Two years ago, Drew ended up in an intensive care unit for two weeks, and decided he wanted no more medical intervention.

"We just decided, let's just have this big party," said Dietz. "And he ate cake and ice cream and all these things they said he shouldn't have ... and you know what? After that, he did great."

Drew's condition eventually took a turn for the worse, and he passed away on June 21. So for Dietz, this year's trek may be especially poignant.

For the past several years, Dietz's wife, Stacy, has joined him on the Bike MS Ride. The pair, in fact, hit the road on a tandem bike.

Dietz said there's typically two to four tandems in the event each year.

"It's a small minority," he said. "But riding a tandem bike compared to a regular bike is really like the difference between driving an RV and a car."

He said it all comes down to wider turns and different weight distributions.

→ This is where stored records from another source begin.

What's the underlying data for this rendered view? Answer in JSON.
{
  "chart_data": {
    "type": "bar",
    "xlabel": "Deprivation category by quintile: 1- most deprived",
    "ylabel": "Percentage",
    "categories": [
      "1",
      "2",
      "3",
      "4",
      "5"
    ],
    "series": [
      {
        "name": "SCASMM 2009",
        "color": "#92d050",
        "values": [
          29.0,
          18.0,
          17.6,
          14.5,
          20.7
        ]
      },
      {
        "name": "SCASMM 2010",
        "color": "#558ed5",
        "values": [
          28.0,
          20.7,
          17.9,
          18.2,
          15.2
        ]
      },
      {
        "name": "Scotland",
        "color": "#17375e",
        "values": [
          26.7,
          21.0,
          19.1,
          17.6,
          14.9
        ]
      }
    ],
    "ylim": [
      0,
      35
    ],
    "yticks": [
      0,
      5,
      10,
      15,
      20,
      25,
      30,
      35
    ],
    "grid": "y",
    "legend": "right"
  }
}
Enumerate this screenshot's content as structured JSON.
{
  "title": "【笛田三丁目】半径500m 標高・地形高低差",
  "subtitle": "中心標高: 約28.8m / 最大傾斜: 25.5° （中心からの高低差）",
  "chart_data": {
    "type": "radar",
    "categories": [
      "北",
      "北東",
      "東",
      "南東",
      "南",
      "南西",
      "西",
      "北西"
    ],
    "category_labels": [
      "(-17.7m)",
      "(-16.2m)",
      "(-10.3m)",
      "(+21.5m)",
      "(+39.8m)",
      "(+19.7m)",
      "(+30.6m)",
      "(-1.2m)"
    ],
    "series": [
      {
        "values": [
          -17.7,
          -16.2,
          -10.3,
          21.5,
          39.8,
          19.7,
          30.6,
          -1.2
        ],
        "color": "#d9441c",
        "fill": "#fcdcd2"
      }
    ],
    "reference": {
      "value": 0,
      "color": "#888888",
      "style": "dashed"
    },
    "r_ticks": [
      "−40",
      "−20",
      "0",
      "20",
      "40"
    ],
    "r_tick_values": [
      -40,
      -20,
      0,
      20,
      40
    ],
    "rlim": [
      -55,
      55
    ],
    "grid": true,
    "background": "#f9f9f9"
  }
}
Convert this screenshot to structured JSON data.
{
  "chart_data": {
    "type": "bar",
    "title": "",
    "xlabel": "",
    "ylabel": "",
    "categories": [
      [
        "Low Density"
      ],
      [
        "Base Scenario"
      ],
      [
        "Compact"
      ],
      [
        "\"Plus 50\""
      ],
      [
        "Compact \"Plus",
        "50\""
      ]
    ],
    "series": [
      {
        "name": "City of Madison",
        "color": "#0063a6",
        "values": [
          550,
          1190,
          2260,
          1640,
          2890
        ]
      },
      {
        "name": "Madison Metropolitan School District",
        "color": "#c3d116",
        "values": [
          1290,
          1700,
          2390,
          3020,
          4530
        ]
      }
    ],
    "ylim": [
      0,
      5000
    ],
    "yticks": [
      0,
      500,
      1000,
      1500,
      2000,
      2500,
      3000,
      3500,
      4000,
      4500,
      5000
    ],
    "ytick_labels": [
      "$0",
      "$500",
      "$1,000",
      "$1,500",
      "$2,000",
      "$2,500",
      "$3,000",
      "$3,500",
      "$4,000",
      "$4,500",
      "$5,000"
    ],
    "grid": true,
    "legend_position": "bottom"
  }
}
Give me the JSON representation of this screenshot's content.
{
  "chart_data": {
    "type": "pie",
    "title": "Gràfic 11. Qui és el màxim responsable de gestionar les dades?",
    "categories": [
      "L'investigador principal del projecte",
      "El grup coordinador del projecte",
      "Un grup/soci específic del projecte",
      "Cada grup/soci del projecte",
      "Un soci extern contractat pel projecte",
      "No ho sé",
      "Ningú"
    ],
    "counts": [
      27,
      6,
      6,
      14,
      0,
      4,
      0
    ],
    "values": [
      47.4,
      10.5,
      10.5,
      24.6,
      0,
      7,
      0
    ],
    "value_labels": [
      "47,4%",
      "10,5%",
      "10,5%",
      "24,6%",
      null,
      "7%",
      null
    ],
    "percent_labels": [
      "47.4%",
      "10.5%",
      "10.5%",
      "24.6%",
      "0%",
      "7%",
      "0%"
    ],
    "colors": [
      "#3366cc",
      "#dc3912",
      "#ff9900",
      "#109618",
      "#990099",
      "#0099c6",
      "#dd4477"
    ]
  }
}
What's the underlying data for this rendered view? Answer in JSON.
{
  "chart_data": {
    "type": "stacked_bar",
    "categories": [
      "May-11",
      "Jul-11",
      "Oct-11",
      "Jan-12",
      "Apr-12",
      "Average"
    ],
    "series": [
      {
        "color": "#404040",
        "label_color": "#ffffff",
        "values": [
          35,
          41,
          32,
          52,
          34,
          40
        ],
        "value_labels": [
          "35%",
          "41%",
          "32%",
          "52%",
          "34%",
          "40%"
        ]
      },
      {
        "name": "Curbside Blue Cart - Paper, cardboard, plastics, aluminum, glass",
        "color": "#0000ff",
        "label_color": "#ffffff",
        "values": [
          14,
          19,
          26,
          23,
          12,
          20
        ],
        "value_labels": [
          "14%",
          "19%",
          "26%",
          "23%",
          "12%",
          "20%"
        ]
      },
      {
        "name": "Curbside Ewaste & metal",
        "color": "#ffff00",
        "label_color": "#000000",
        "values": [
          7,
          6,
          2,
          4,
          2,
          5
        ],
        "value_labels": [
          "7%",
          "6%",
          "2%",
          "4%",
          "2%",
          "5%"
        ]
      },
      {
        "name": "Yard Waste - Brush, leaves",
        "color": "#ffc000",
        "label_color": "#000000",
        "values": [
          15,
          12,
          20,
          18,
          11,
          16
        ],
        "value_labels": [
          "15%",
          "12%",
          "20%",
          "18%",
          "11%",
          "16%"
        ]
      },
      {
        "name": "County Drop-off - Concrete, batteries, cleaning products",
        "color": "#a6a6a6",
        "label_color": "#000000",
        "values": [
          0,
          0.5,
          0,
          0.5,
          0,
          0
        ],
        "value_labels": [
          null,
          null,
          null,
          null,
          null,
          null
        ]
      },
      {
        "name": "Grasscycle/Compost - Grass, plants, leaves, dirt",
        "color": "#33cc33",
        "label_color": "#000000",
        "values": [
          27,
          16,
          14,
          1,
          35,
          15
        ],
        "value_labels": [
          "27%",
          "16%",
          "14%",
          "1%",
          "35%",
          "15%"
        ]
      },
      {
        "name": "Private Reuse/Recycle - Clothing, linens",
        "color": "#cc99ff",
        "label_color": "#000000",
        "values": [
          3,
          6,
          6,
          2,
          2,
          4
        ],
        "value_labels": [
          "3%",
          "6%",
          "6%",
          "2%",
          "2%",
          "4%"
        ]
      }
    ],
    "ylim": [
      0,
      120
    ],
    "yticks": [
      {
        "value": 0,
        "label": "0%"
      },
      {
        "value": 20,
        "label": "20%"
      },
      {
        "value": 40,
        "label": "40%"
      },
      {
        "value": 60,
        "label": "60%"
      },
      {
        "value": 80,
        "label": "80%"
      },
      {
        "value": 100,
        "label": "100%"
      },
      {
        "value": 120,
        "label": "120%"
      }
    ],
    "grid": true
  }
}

Dietz is a partner at Eastern Radiological Associates that owns the Yellowstone Vein Center. He is team captain of the team of about 30 riders sponsored by the Yellowstone Vein Center each year.

"This isn't a race, so we don't compete," he explained. "But we make up special jerseys each year and people -- friends of friends -- just keep joining the team."

Not only does the team keep growing, but participant numbers in the entire ride are increasing as well. Last summer, 258 people rode the more than 50-mile route from Billings to Red Lodge and back again. More than $150,000 was raised. This weekend, the MS Society is expecting between 250 and 300 riders, and hopes to raise $200,000. The goal of the Greater Northwest Chapter is to bring in more than $2 million to support programs and services for MS patients and their caregivers throughout Alaska, Montana and 23 counties in Washington.

As a veteran of the Bike MS Ride, Dietz has been exposed to all sorts of weather on the rides -- everything from snow to high winds to smoke from wildfires.

But besides doing the journey with his brother in mind, Dietz has also found a great group of people who return year after year to raise money for multiple sclerosis.

"There's always new people, and there's always familiar faces," he said. "It's just a great group of people who get together once a year and have a party. I've made a lot of friends through this."

Dietz is head of the MS Bike Committee and part of the state leadership board through the Greater Northwest Chapter of the National MS Society.